# NWN e SDL

## bsolar

Sto cercando di installare NWN ma non sto avendo molto successo...

Ho usato l'installer che si può trovare qui ma una volta installato quando cerco di avviare il gioco mi becco un SDL Parachute deployed...

Qualcuno conosce qualche trucchetto di magia nera che mi più aiutare?

----------

## d3vah

Domanda banale: lo hai gia istallato sotto windows? 

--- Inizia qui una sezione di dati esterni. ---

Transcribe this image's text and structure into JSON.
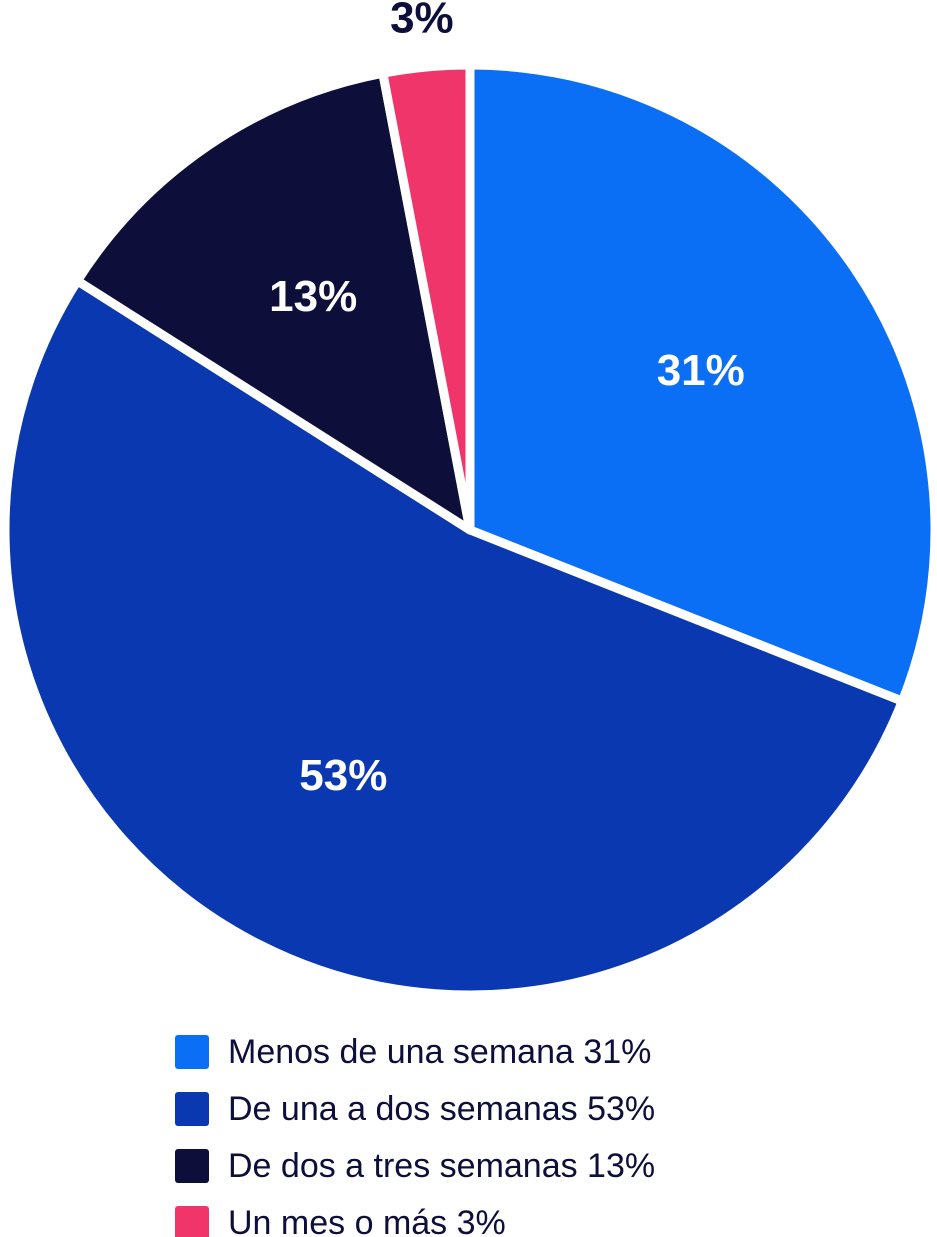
{
  "chart_data": {
    "type": "pie",
    "categories": [
      "Menos de una semana 31%",
      "De una a dos semanas 53%",
      "De dos a tres semanas 13%",
      "Un mes o más 3%"
    ],
    "values": [
      31,
      53,
      13,
      3
    ],
    "value_labels": [
      "31%",
      "53%",
      "13%",
      "3%"
    ],
    "colors": [
      "#0a6ff5",
      "#0a38b0",
      "#0d0f3a",
      "#f0356b"
    ]
  }
}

Io ho usato l'installer ufficiale preso dalla sua homepage usando una copia di una precedente istallazione fatta su windows ed ha funzionato senza problemi

----------

## Sym

Stesso mio problema...  :Sad: 

----------

## trespass

A me con i file scaricati dal sito bioware (librerie+client beta 4) funziona perfettamente.. con quelli dell'emerge non so. Io però ho preso le cartelle del gioco dalla partizione windows, non l'ho installato da cd su linux.

----------

## Sym

bsolar risolto per caso?   :Rolling Eyes: 

----------

## bsolar

 *Sym wrote:*   

> bsolar risolto per caso?  

 

Risolto, era un problema di files corrotti/mancanti. Purtroppo ho dovuto installare su win e trasferire da lì.  :Evil or Very Mad: 

----------